I traveled a lot of miles, with a bag full of Big Questions to bring to the sanctuary of the Christ in The Desert Monastery.
Me, in my well-abused rental car and straw hat, ready for a cosmic breakthrough, I wanted some divine answers, dammit. I hoped to hear something omniscient and awe-inspiring by the cemetery overlook, or to find an eagle feather on my canyon hike. Maybe a coyote or a monk would cross my path just when I asked my heart-bleeding question and that would be my Big Sign.
Instead, I met Fred, in the gift shop. “When you’re ready to pay for your candles and books you can just do it yourself on that table over there.” D-I-Y cashier style, there was a shoebox of cash and a stack of credit card slips… how civilized, I thought. “Gotcha. Cha-ching,” I answered to Fred. And his curiosity about what “cha-ching” meant started us talking, (remember, no TV in the monastery, no People Magazine… I was probably the biggest dose of pop culture they’d seen in them hills for a while.)
Fred was a fifty-something Hispanic guy originally from L.A. For eighteen years, he’s lived at the monastery as the custodian. “Eighteen years?! And you don’t feel the call to serve as a brother after all this time?” I asked. “No way. I serve by serving the brothers.”
“Wow. Well, way to go for making such an intense choice,” I said.
He just swore in the monastery, I thought.
Fred continued. I was rapt. I set down my Frankincense and leaned in. His eyes sparkled.
“Say more,” I nudged.
“When I left my old life to come here I was so afraid.”

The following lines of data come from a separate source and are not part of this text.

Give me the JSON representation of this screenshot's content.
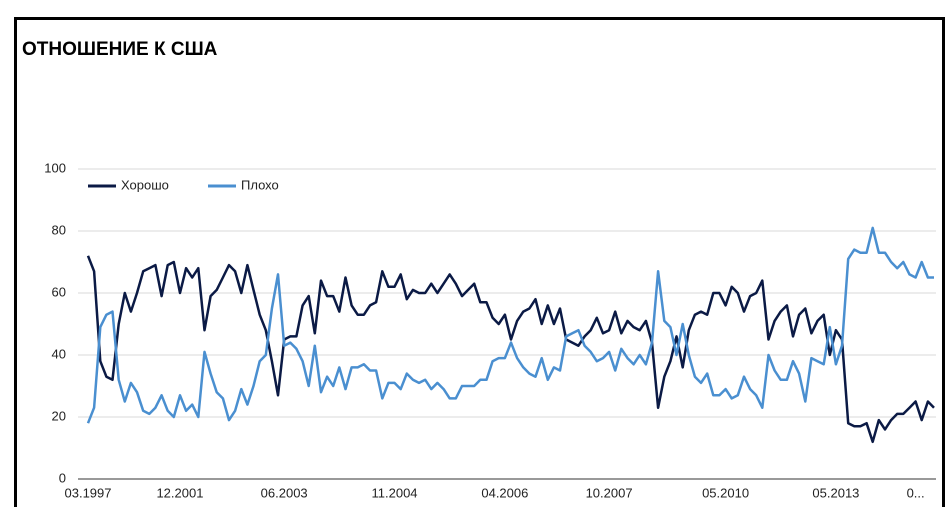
{
  "chart_data": {
    "type": "line",
    "title": "ОТНОШЕНИЕ К США",
    "categories": [
      "03.1997",
      null,
      null,
      null,
      null,
      null,
      null,
      null,
      null,
      null,
      null,
      null,
      null,
      null,
      null,
      "12.2001",
      null,
      null,
      null,
      null,
      null,
      null,
      null,
      null,
      null,
      null,
      null,
      null,
      null,
      null,
      null,
      null,
      "06.2003",
      null,
      null,
      null,
      null,
      null,
      null,
      null,
      null,
      null,
      null,
      null,
      null,
      null,
      null,
      null,
      null,
      null,
      "11.2004",
      null,
      null,
      null,
      null,
      null,
      null,
      null,
      null,
      null,
      null,
      null,
      null,
      null,
      null,
      null,
      null,
      null,
      "04.2006",
      null,
      null,
      null,
      null,
      null,
      null,
      null,
      null,
      null,
      null,
      null,
      null,
      null,
      null,
      null,
      null,
      "10.2007",
      null,
      null,
      null,
      null,
      null,
      null,
      null,
      null,
      null,
      null,
      null,
      null,
      null,
      null,
      null,
      null,
      null,
      null,
      "05.2010",
      null,
      null,
      null,
      null,
      null,
      null,
      null,
      null,
      null,
      null,
      null,
      null,
      null,
      null,
      null,
      null,
      null,
      "05.2013",
      null,
      null,
      null,
      null,
      null,
      null,
      null,
      null,
      null,
      null,
      null,
      null,
      "0...",
      null,
      null,
      null
    ],
    "series": [
      {
        "name": "Хорошо",
        "color": "#0b1a45",
        "values": [
          72,
          67,
          38,
          33,
          32,
          50,
          60,
          54,
          60,
          67,
          68,
          69,
          59,
          69,
          70,
          60,
          68,
          65,
          68,
          48,
          59,
          61,
          65,
          69,
          67,
          60,
          69,
          61,
          53,
          48,
          38,
          27,
          45,
          46,
          46,
          56,
          59,
          47,
          64,
          59,
          59,
          54,
          65,
          56,
          53,
          53,
          56,
          57,
          67,
          62,
          62,
          66,
          58,
          61,
          60,
          60,
          63,
          60,
          63,
          66,
          63,
          59,
          61,
          63,
          57,
          57,
          52,
          50,
          53,
          45,
          51,
          54,
          55,
          58,
          50,
          56,
          50,
          55,
          45,
          44,
          43,
          46,
          48,
          52,
          47,
          48,
          54,
          47,
          51,
          49,
          48,
          51,
          44,
          23,
          33,
          38,
          46,
          36,
          48,
          53,
          54,
          53,
          60,
          60,
          56,
          62,
          60,
          54,
          59,
          60,
          64,
          45,
          51,
          54,
          56,
          46,
          53,
          55,
          47,
          51,
          53,
          40,
          48,
          45,
          18,
          17,
          17,
          18,
          12,
          19,
          16,
          19,
          21,
          21,
          23,
          25,
          19,
          25,
          23
        ]
      },
      {
        "name": "Плохо",
        "color": "#4a8fd0",
        "values": [
          18,
          23,
          49,
          53,
          54,
          32,
          25,
          31,
          28,
          22,
          21,
          23,
          27,
          22,
          20,
          27,
          22,
          24,
          20,
          41,
          34,
          28,
          26,
          19,
          22,
          29,
          24,
          30,
          38,
          40,
          55,
          66,
          43,
          44,
          42,
          38,
          30,
          43,
          28,
          33,
          30,
          36,
          29,
          36,
          36,
          37,
          35,
          35,
          26,
          31,
          31,
          29,
          34,
          32,
          31,
          32,
          29,
          31,
          29,
          26,
          26,
          30,
          30,
          30,
          32,
          32,
          38,
          39,
          39,
          44,
          39,
          36,
          34,
          33,
          39,
          32,
          36,
          35,
          46,
          47,
          48,
          43,
          41,
          38,
          39,
          41,
          35,
          42,
          39,
          37,
          40,
          37,
          44,
          67,
          51,
          49,
          40,
          50,
          40,
          33,
          31,
          34,
          27,
          27,
          29,
          26,
          27,
          33,
          29,
          27,
          23,
          40,
          35,
          32,
          32,
          38,
          34,
          25,
          39,
          38,
          37,
          49,
          37,
          43,
          71,
          74,
          73,
          73,
          81,
          73,
          73,
          70,
          68,
          70,
          66,
          65,
          70,
          65,
          65
        ]
      }
    ],
    "ylim": [
      0,
      100
    ],
    "yticks": [
      0,
      20,
      40,
      60,
      80,
      100
    ],
    "grid": true,
    "legend": "top-left"
  }
}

“Afraid of what?” I asked.
“Everything. I woke up two or three nights a week in a sweat, just afraid of life, of my choices. I was terrified to, you know, just live.”
“Terrified to live.” I repeated, nodding my head.

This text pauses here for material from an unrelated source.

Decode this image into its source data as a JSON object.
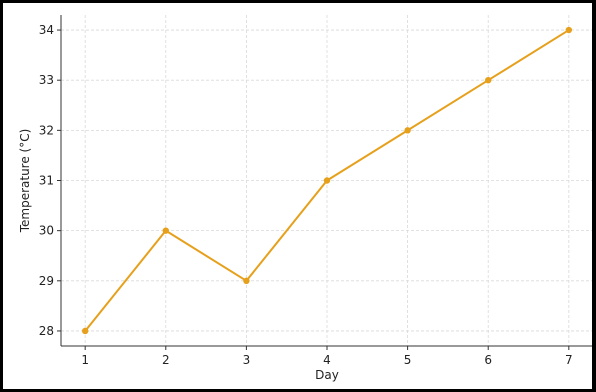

“And then four and a half years into it, I woke up and I was free. You know, free. Instead of always seeing just fifty feet in front of me there was a vista–I could see forever ahead of me.”
He slid his hand out to gesture to the expanse. I could see it. I could see his state of being and there was nothing impeding his delight. We both kind of giggled, nodding, communing.
“Fred,” I said, “That’s all I need to know. I thought I was coming for the monks. But you’re The Dude.”
“Why thank you then. I’m happy to be the dude for you today.”
You know that the teacher appears when you’re ready. Sometimes it’s a pop tune, or an ad on the bus, sometimes it’s the handy man.